The next morning, I followed behind two nurses who wheeled my daughter down the hospital corridor.
“This is where we split,” the nurse said to me, stopping next to a set of doors.
I looked down at our daughter. Her eyes were wide and wet around the edges. She hadn’t cried in front of me since her diagnosis.
“I love you,” I bent over and gave her a kiss through my mask on her forehead.
I wanted to be encouraging and to tell her out loud, “You’ll be fine.” But I didn’t.
My husband and I had done our best to stack the deck in her favor, but the circumstances were beyond our control. I couldn’t bring myself to say something that might not be true.
The nurse hit the door pad and pushed my daughter away to the operating room.
A few hours later, we got the good news we’d hoped for: The doctor successfully removed most of the tumor—a low-grade astrocytoma, we learned—and despite some expected temporary deficits, she was, indeed, going to be fine.
With the assistance of a walker, our daughter left the hospital three days after the surgery. She had weakness in her right leg and foot and numbness on her right side, but with time, patience and physical therapy, she recovered her way back to the life of a typical teen.

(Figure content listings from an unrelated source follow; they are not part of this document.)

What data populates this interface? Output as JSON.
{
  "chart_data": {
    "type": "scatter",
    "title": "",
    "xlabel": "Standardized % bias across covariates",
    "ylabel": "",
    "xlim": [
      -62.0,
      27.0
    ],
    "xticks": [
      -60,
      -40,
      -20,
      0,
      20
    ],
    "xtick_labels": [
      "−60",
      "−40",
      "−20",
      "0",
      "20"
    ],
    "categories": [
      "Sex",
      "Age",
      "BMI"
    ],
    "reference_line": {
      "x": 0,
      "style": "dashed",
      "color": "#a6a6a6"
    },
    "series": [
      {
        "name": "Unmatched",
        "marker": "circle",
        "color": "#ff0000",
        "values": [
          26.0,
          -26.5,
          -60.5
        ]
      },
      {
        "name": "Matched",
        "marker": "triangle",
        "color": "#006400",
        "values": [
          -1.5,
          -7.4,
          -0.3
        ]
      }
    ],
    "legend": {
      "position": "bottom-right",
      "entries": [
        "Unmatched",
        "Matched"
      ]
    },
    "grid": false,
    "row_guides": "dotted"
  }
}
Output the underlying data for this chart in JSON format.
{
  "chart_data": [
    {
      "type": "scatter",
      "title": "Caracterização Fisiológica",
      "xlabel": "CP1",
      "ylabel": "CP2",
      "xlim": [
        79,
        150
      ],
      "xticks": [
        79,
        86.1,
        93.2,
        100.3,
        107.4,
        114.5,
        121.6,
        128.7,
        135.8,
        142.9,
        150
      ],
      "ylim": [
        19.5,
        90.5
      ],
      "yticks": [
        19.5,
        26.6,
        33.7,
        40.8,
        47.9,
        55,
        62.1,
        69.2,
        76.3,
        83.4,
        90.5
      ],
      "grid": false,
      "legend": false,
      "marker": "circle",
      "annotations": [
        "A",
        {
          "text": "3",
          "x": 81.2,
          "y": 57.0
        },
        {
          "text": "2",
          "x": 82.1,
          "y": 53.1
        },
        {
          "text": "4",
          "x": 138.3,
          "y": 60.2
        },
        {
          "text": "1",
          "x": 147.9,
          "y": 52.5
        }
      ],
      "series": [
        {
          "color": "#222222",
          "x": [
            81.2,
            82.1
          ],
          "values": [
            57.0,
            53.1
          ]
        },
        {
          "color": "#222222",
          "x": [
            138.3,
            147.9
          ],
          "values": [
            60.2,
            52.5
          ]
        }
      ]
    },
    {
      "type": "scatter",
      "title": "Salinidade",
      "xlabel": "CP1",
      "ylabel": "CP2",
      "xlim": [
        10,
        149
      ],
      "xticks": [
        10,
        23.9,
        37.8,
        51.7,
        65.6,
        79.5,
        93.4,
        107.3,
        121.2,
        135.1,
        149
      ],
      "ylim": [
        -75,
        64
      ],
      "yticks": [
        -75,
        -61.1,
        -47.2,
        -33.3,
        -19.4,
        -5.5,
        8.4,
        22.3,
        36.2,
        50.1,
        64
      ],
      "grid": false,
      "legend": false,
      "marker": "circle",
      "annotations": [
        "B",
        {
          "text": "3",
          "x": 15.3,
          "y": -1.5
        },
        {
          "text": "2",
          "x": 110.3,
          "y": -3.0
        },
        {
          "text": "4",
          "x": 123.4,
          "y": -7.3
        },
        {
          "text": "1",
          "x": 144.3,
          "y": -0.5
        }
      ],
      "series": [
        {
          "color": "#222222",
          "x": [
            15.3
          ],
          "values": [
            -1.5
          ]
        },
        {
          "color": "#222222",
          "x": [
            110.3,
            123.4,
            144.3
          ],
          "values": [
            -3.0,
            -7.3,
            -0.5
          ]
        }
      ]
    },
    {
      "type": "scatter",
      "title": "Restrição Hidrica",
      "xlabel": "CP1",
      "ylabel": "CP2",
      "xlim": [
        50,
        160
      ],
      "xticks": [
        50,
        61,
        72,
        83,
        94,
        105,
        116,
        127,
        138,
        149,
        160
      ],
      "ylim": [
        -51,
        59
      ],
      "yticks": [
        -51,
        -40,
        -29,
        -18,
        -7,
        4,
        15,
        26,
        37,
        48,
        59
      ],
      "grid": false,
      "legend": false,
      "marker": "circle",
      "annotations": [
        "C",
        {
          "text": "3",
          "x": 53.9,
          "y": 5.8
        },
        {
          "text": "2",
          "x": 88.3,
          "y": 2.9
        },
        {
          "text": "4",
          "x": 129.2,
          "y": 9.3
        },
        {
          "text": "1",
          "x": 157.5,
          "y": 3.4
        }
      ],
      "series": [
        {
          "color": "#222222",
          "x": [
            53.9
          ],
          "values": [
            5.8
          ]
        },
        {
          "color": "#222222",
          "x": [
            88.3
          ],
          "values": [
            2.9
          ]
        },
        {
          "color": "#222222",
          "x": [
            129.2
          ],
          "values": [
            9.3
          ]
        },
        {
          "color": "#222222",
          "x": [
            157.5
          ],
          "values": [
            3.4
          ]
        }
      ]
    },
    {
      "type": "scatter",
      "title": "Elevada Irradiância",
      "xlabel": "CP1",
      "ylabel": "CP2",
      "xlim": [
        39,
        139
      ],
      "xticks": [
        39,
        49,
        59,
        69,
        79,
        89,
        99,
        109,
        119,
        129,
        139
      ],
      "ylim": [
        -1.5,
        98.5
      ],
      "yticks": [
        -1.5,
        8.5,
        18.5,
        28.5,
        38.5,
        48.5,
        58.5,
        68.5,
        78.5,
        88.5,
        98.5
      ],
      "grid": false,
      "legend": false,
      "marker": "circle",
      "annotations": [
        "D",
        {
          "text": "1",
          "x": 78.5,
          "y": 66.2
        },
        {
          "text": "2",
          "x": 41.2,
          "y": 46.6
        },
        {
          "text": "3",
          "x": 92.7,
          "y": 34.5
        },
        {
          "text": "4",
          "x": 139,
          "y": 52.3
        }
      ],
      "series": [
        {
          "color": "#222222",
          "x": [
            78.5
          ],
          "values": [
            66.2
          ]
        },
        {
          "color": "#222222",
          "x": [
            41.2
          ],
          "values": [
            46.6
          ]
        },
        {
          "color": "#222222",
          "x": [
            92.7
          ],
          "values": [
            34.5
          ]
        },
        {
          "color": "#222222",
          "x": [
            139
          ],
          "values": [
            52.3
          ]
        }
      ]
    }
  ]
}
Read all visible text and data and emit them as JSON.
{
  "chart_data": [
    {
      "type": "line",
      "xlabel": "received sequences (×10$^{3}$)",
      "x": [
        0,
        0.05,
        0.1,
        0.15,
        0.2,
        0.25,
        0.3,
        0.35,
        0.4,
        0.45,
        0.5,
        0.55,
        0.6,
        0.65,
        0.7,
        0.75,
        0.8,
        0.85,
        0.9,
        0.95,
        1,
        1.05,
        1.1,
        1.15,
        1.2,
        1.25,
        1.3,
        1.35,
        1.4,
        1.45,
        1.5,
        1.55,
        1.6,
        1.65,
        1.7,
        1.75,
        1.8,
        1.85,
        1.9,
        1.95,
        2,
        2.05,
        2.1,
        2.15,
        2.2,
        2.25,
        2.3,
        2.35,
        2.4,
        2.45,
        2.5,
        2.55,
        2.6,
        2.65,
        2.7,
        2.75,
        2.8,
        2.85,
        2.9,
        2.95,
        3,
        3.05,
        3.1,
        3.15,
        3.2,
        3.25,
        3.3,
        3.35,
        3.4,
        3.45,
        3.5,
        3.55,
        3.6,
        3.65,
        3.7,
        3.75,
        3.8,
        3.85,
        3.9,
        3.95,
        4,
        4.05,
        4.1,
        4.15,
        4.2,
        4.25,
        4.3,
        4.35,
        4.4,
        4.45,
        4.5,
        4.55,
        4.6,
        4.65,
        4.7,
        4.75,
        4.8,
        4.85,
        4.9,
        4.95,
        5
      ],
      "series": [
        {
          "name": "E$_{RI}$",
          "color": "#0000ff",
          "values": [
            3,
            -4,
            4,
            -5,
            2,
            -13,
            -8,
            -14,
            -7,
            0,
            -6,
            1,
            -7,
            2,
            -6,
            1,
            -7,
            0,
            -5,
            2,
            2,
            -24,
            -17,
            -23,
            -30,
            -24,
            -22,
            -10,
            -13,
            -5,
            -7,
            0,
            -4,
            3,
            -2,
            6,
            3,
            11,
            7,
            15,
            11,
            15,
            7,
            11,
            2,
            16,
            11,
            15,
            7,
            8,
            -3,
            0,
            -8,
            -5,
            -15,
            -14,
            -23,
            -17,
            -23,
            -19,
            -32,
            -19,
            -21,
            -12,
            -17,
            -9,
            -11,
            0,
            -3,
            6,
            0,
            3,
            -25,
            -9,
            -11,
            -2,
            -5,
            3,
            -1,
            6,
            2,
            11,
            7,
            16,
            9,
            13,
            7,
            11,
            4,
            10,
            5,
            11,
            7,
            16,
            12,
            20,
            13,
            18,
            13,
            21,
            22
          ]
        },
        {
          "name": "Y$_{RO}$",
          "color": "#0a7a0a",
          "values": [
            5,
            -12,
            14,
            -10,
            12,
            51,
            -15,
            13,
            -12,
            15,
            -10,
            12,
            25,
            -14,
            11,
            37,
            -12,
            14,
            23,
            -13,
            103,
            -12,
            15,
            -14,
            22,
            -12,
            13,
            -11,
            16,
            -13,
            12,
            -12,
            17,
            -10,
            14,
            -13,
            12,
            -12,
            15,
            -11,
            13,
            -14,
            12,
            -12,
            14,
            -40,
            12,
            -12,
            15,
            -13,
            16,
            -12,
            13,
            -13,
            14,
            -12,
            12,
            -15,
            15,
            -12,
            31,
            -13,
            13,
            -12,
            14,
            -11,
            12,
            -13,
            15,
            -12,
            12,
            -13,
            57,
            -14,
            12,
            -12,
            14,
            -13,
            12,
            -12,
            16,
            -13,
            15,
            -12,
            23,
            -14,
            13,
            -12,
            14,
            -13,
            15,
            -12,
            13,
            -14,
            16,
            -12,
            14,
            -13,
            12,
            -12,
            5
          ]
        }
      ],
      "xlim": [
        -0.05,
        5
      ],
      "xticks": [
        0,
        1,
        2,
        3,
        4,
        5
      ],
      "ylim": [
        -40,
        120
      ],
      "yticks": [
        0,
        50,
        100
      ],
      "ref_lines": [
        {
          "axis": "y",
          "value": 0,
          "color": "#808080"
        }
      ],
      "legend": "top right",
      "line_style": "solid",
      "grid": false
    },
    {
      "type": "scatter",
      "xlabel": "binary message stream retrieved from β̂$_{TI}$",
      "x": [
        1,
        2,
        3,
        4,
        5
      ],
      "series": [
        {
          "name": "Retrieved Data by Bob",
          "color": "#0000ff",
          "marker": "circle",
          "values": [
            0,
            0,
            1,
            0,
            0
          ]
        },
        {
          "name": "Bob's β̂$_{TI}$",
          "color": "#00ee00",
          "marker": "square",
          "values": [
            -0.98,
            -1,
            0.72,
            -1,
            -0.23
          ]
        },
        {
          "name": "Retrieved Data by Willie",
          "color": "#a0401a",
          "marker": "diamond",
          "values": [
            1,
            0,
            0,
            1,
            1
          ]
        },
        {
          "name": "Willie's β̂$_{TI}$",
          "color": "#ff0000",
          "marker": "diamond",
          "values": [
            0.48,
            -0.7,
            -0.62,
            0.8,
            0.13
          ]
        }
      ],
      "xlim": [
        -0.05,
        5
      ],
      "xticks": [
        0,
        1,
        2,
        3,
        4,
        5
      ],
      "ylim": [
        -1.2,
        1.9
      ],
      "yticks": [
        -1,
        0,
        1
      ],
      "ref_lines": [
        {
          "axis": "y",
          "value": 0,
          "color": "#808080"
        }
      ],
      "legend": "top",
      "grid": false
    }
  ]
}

In July, we celebrated her sixteenth birthday. Then in August, she began her junior year of high school. In September, she returned to swimming. And on that November afternoon, I quietly sat next to her in the bureau of motor vehicles parking lot, where she’d just completed her driver’s license test and where, together, we waited for her results.
The examiner approached her side of the car, clipboard in hand. “How do you think you did?” he asked her.
Unsure and still nervous, she hesitated, “OK… I think?”
The examiner’s eyes smiled at me above his mask and I nodded back.
This time I knew for sure: She was going to be just fine.